Rosengarten deftly loads the oven with dough and as it slowly turns into bread the room is perfumed with a delicious almost popcorn-like smell. “The first bake always comes out the best,” he says. Why? Part superstition, part science, since the bread has plenty of time to proof and the ovens have recovered from the night before. Diners are presented with a plate of thick slices of this bread before their appetizers arrive, accompanied with a small crock of decadent salted butter. While the butter is appropriately rich, it’s almost unnecessary. The bread has a creamy texture and a thick, dark crust that seals in the flavor and texture. The restaurant uses stone-ground organic flour that is milled in upstate New York, Maine, and Canada. “It’s the ancient way of doing it, but it preserves the integrity,” says Rosengarten. “It’s good for the miller, good for the baker, and good for the customer, but it comes at a price.” This artisanal flour costs about four times more than the standard commercial brands, but this is, after all, Union Square Cafe.
The bread is so resilient that Rosengarten admits they’ll freeze loaves overnight and reheat them without any change in taste. (The hot sample loaf that I took home for research still tasted miraculously fresh days later.) One reason for its longevity is the ultra-dark, purple-black crust. It’s no mistake. Rosengarten and his team of four bread bakers are out for “full caramelization”; instead of setting timers, they watch the loaves bake. I’m tempted to pull them out of the oven when I think they look and smell done. But they’re not dark enough yet. The hardest part? “Don’t lose your nerve,” says Rosengarten, who admits that sometimes a batch may occasionally go too far. (I think he’s trying to make me feel better about my panic.) Given the kitchen now turns out 60 to 90 loaves a day, the process seems to be down to a pretty exact science.

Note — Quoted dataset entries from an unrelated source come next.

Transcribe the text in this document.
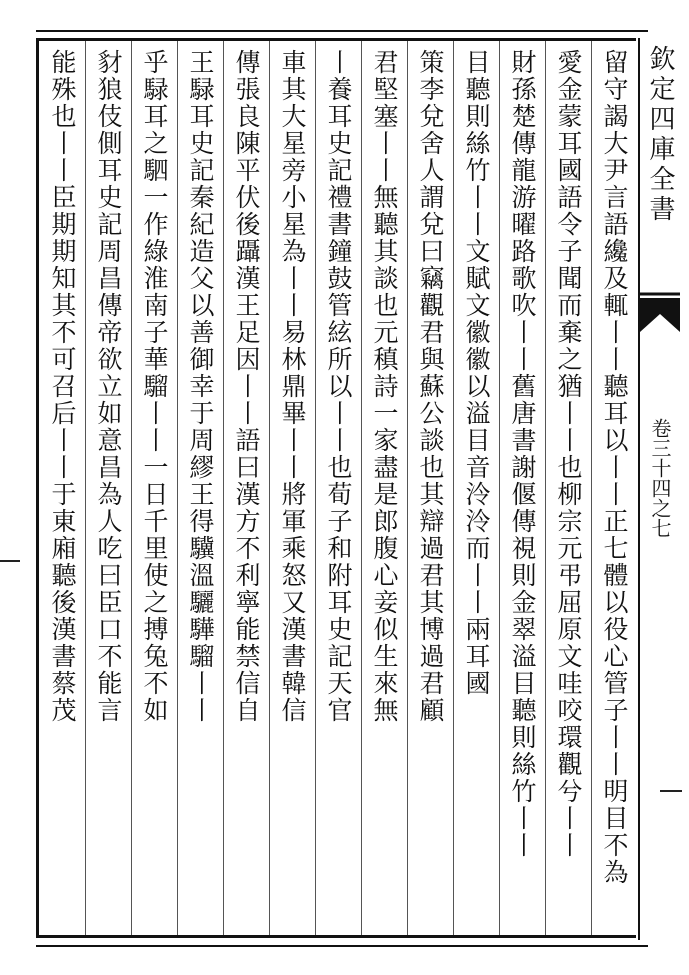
留守謁大尹言語纔及輒丨丨聽耳以丨丨正七體以役心管子丨丨明目不為
愛金蒙耳國語令子聞而棄之猶丨丨也柳宗元弔屈原文哇咬環觀兮丨丨
財孫楚傳龍游曜路歌吹丨丨舊唐書謝偃傳視則金翠溢目聽則絲竹丨丨
目聽則絲竹丨丨文賦文徽徽以溢目音泠泠而丨丨兩耳國
策李兌舍人謂兌曰竊觀君與蘇公談也其辯過君其博過君顧
君堅塞丨丨無聽其談也元稹詩一家盡是郎腹心妾似生來無
丨養耳史記禮書鐘鼓管絃所以丨丨也荀子和附耳史記天官
車其大星旁小星為丨丨易林鼎畢丨丨將軍乘怒又漢書韓信
傳張良陳平伏後躡漢王足因丨丨語曰漢方不利寧能禁信自
王騄耳史記秦紀造父以善御幸于周繆王得驥溫驪驊騮丨丨
乎騄耳之駟一作綠淮南子華騮丨丨一日千里使之搏兔不如
豺狼伎側耳史記周昌傳帝欲立如意昌為人吃曰臣口不能言
能殊也丨丨臣期期知其不可召后丨丨于東廂聽後漢書蔡茂	欽定四庫全書
卷三十四之七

One can judge the success of the bakery and the Union Square Cafe reboot by this bread. During his travels, Meyer tasted a bread in England that he wanted to be the house bread at the new version of the Union Square. He tracked down the baker, Ben Glazer, and lured him across the pond to work with Rosengarten on a recipe. Given the numerous factors that go into baking, from water to type of wheat to elevation, Rosengarten admits what they created may not taste exactly like what inspired Meyer, but that perhaps isn’t the point of the exercise.
Multiple trays of brioche rolls sit on another rolling rack. Each one will be sprayed with an egg wash and dusted with poppy seeds. To get the job done, Rosengarten uses a Rube Goldberg-like contraption consisting of a sprayer bottle head and a plastic quart container full of egg.
Rosengarten and his crew don’t only make the seven different breads for Union Square Cafe. When I visited, they were gearing up for the demand of the neighboring casual bistro, Daily Provisions, which just opened and sells a variety of sandwiches and prepared foods. That means the bread-baking team is now supplying an additional 13 different breads a day. Given Meyer’s success with Shake Shack, it only seems logical that if Daily Provisions is a hit we’ll see more locations around the city and that he’ll have to build an even bigger commercial bakery to supply them.
In the meantime, there is no time for such speculation. I can tell that I’m slowing Rosengarten down and he’s got a mountain of bread to bake. So I say my good-byes and head out into the waking city clutching my hot bread.